Self-hosted observability also keeps sensitive log data and trace information within your network perimeter. This matters for healthcare, finance, and government workloads where telemetry data may contain PII or classified information. For related reading, see our log forwarding comparison and distributed tracing backends guide. If you need alerting on top of these backends, our alert routing comparison covers the notification layer.
FAQ
Should I use Mimir or Cortex for metrics storage?
For new deployments, use Mimir. It is actively developed by Grafana Labs with faster feature releases, improved query performance, and better integration with the rest of the LGTM stack.
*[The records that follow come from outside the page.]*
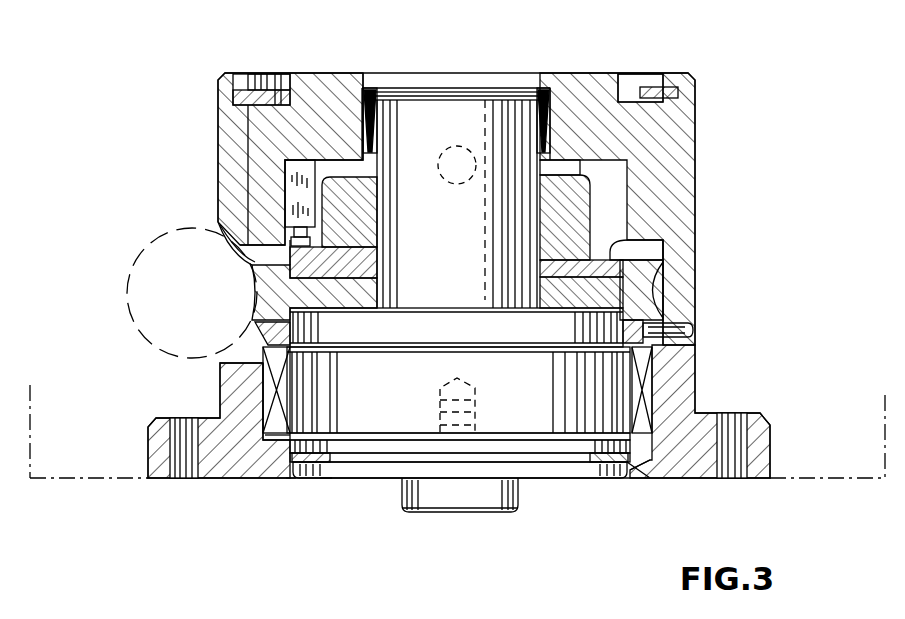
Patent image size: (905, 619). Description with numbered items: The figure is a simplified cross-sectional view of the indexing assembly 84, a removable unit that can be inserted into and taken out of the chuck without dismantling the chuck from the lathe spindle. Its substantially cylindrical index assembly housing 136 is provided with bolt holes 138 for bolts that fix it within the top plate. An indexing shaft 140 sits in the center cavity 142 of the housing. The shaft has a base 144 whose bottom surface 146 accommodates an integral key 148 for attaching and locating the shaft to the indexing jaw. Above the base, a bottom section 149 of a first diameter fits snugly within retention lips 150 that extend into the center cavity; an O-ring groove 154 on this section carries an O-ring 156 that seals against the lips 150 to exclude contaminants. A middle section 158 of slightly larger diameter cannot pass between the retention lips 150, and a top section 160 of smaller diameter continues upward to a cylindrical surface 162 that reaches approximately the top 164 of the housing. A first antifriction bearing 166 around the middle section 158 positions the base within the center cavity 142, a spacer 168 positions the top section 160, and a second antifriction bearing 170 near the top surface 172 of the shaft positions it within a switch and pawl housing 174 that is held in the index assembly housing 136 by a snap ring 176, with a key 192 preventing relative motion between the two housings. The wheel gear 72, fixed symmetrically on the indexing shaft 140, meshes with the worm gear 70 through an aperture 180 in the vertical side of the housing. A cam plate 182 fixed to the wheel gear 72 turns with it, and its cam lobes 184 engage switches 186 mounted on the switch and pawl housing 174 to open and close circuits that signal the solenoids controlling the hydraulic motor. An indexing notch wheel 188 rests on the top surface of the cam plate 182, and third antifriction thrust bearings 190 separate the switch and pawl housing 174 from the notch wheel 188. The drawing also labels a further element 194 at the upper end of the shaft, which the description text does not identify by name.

The worm gear 70 is at (132, 319).
The wheel gear 72 is at (263, 291).
The indexing assembly 84 is at (712, 486).
The index assembly housing 136 is at (698, 120).
The bolt holes 138 is at (735, 423).
The indexing shaft 140 is at (325, 490).
The center cavity 142 is at (289, 490).
The base 144 is at (560, 478).
The bottom surface 146 is at (528, 480).
The integral key 148 is at (452, 500).
The bottom section 149 is at (373, 468).
The retention lips 150 is at (282, 468).
The O-ring groove 154 is at (600, 470).
The O-ring 156 is at (630, 470).
The middle section 158 is at (388, 401).
The top section 160 is at (440, 336).
The cylindrical surface 162 is at (440, 236).
The top of the index assembly housing 164 is at (553, 90).
The first antifriction bearing 166 is at (272, 391).
The spacer 168 is at (262, 336).
The second antifriction bearing 170 is at (356, 105).
The top surface 172 is at (502, 110).
The switch and pawl housing 174 is at (258, 154).
The snap ring 176 is at (236, 98).
The aperture 180 is at (208, 221).
The cam plate 182 is at (612, 256).
The cam lobes 184 is at (386, 241).
The switches 186 is at (296, 190).
The indexing notch wheel 188 is at (584, 178).
The third antifriction thrust bearings 190 is at (578, 166).
The key 192 is at (448, 110).
The cap 194 is at (405, 110).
Cortex remains a solid choice if you need a CNCF-graduated project with vendor-neutral governance. Both use the same TSDB block storage format, so migration is possible.
Can Loki handle high-volume log ingestion?
Yes. Loki’s microservices mode scales horizontally across distributors, ingesters, queriers, and compactor components. Production deployments at companies like Grafana Labs ingest millions of log lines per second. The key bottleneck is usually label cardinality — keep labels selective (pod name, namespace, app) and avoid high-cardinality labels like user ID or request ID.
Does Tempo require a separate search index like Elasticsearch?
No. Tempo is designed to work without a full-text search index. Traces are looked up by trace ID (direct object storage fetch) or searched using TraceQL (streaming scan of blocks). This makes Tempo significantly cheaper to operate than Elasticsearch-based tracing backends, which require expensive index infrastructure.
How do the three tools integrate with Grafana?
All three expose Prometheus-compatible APIs that Grafana natively understands. Configure Loki as a log data source, Mimir/Cortex as a metrics data source (Prometheus-compatible), and Tempo as a tracing data source (Jaeger-compatible). Grafana provides unified dashboards that correlate logs, metrics, and traces from all three backends.
What is the minimum hardware for running the full LGTM stack?
For a small homelab or development environment, each component can run in single-binary mode with 2 GB RAM and 1 CPU core. For production, plan for 4+ GB RAM per component and SSD storage. The storage requirement depends on retention period and data volume — Loki and Tempo benefit from large object storage backends, while Mimir/Cortex need fast local storage for the write path.
How does Loki differ from Elasticsearch for log management?
Loki indexes only labels, not log content. This means ingestion is cheaper (no full-text index to build) and storage is smaller (compressed chunks vs. inverted index). The tradeoff is that log content searches are slower — Loki scans compressed chunks at query time rather than consulting a pre-built index. For teams that filter logs by label first (e.g., “show me logs from pod X where level=error”), Loki is dramatically more cost-efficient.